Devil's Claw Plant Info Tips over groeiende Proboscidea Devil's Claw
De familie van de plant is Proboscidea, waarschijnlijk omdat de peulen ook op een grote neus kunnen lijken. Duivelsklauw is een uitgestrekte plant met licht harige bladeren, net als een pompoen. Er zijn twee hoofdrassen.

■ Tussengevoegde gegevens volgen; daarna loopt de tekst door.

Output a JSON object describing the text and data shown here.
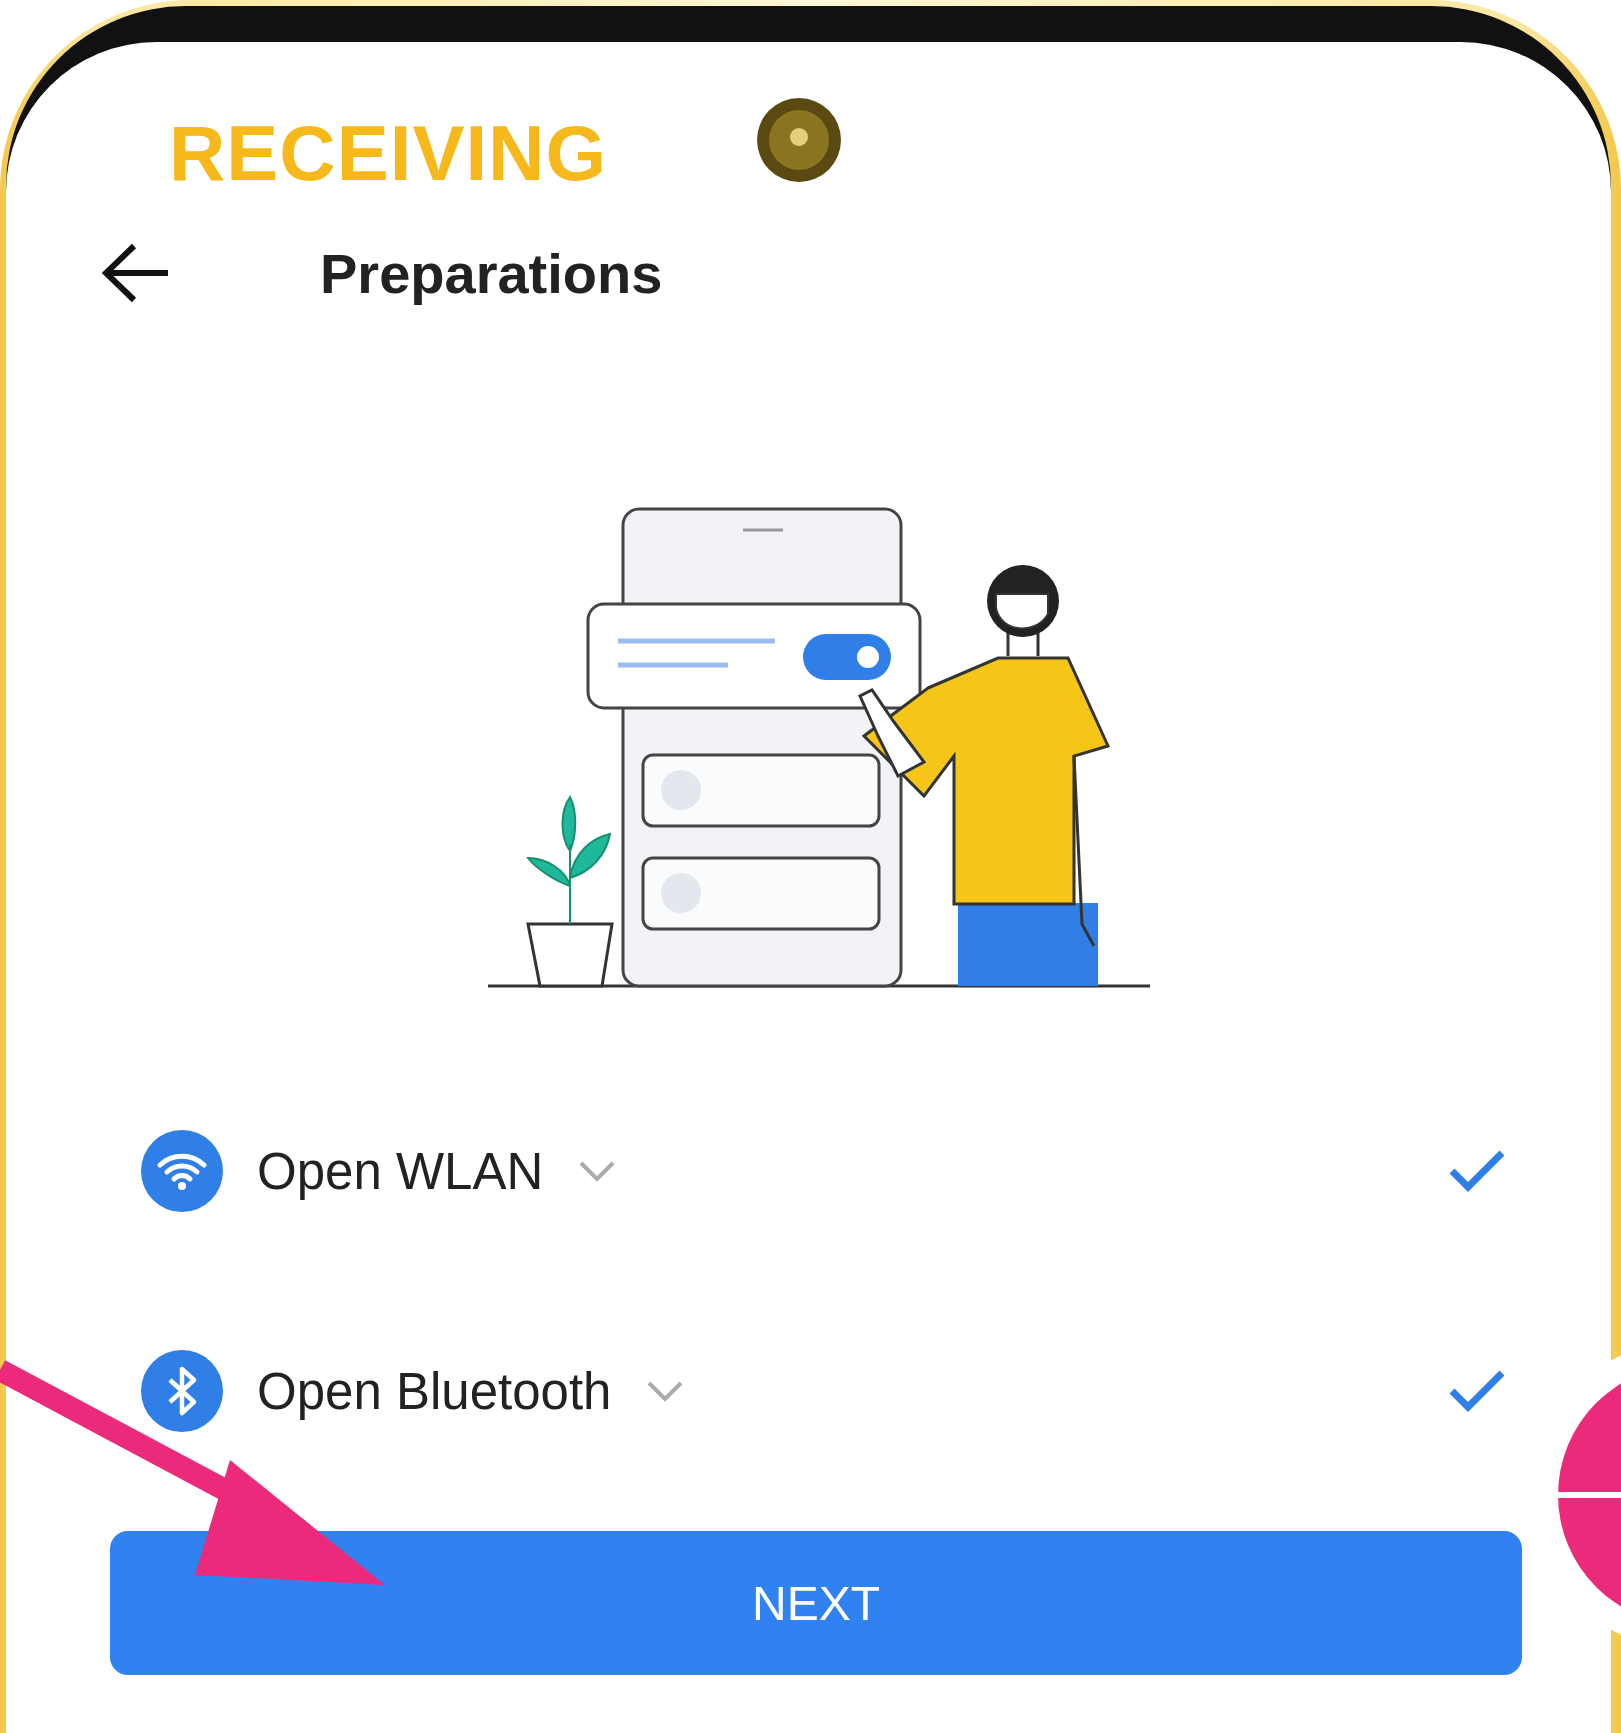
{
  "header_label": "RECEIVING",
  "title": "Preparations",
  "items": [
    {
      "kind": "wifi",
      "label": "Open WLAN",
      "expanded": false,
      "checked": true
    },
    {
      "kind": "bluetooth",
      "label": "Open Bluetooth",
      "expanded": false,
      "checked": true
    }
  ],
  "button": "NEXT"
}
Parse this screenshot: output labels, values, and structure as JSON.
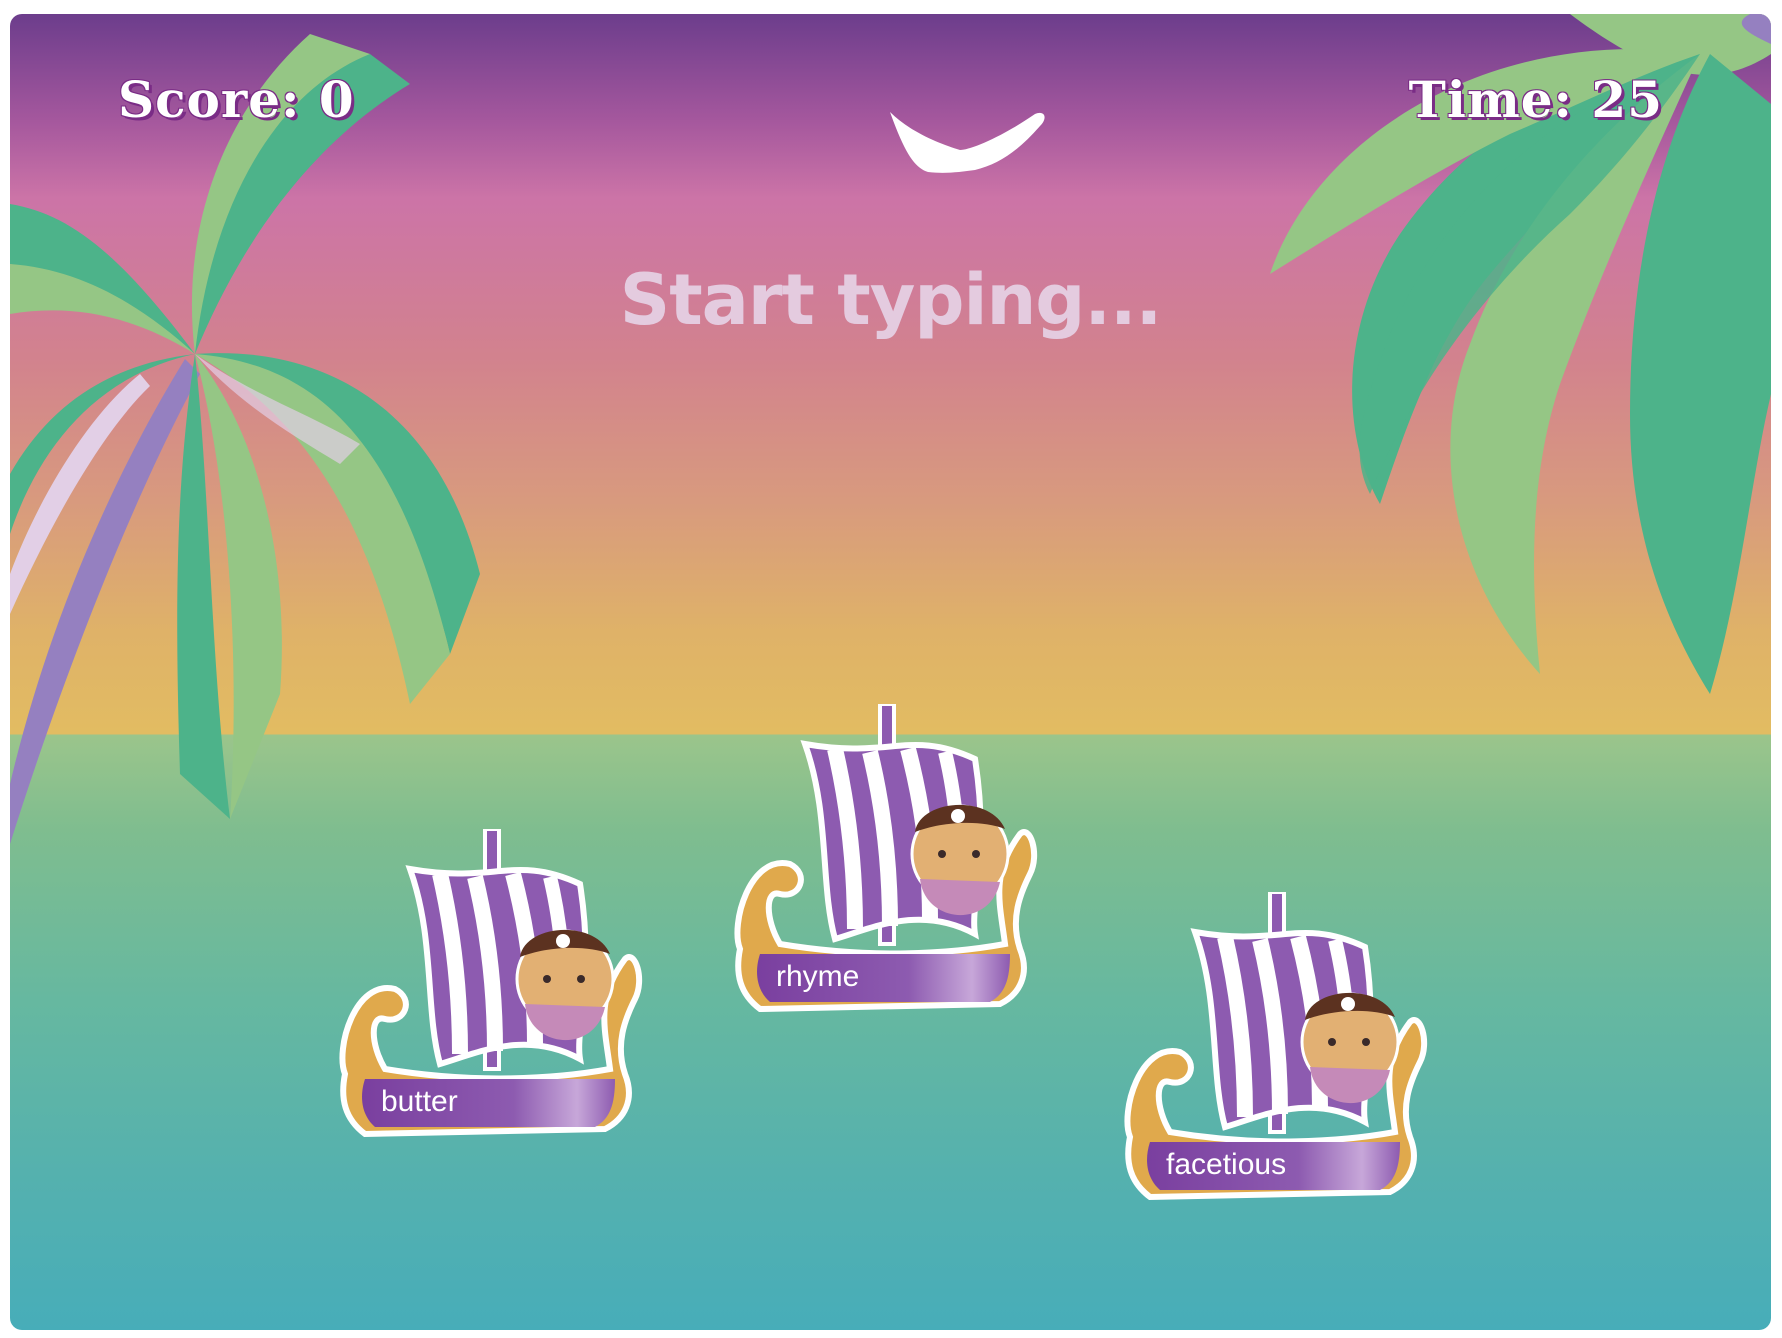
{
  "hud": {
    "score_label": "Score: 0",
    "time_label": "Time: 25"
  },
  "prompt": "Start typing...",
  "ships": [
    {
      "word": "butter"
    },
    {
      "word": "rhyme"
    },
    {
      "word": "facetious"
    }
  ],
  "colors": {
    "sky_top": "#6c3d8c",
    "sky_mid": "#cc74a7",
    "horizon": "#e2bc62",
    "sea_top": "#9bc58b",
    "sea_bottom": "#47adb9",
    "palm_dark": "#4db38a",
    "palm_light": "#95c685",
    "trunk": "#9580c0",
    "sail_purple": "#8d5bb0",
    "hull_gold": "#e0a94c"
  }
}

Een is een eenjarige met driehoekige bladeren en witte tot roze bloemen met gevlekte bloemkroon. Het geelbloeiende type duivelsklauw is een vaste plant, maar heeft veel dezelfde kenmerken. Het beschikt ook over harige stengels met een licht plakkerige textuur. De zaadpod heeft een wilde kwaliteit en heeft de neiging om aan broekspijpen en dierenbont te plakken, waardoor de zaden naar nieuwe locaties worden getransporteerd die geschikt zijn voor het kweken van de duivelsklauw van Proboscidea.
Devil's Claw Plant Info
Duivelsklauw wordt gevonden op hete, droge, verstoorde plaatsen. Proboscidea plantenverzorging is ongeveer net zo eenvoudig als het verzorgen van een wiet, en de plant groeit zonder enige interventie in droge zones. De voorkeursmethode voor het kweken van Proboscidea-duivelsklauw is uit zaad. Als je het wilt planten, kun je zaden verzamelen, ze een nacht laten weken en ze vervolgens op een zonnige locatie planten.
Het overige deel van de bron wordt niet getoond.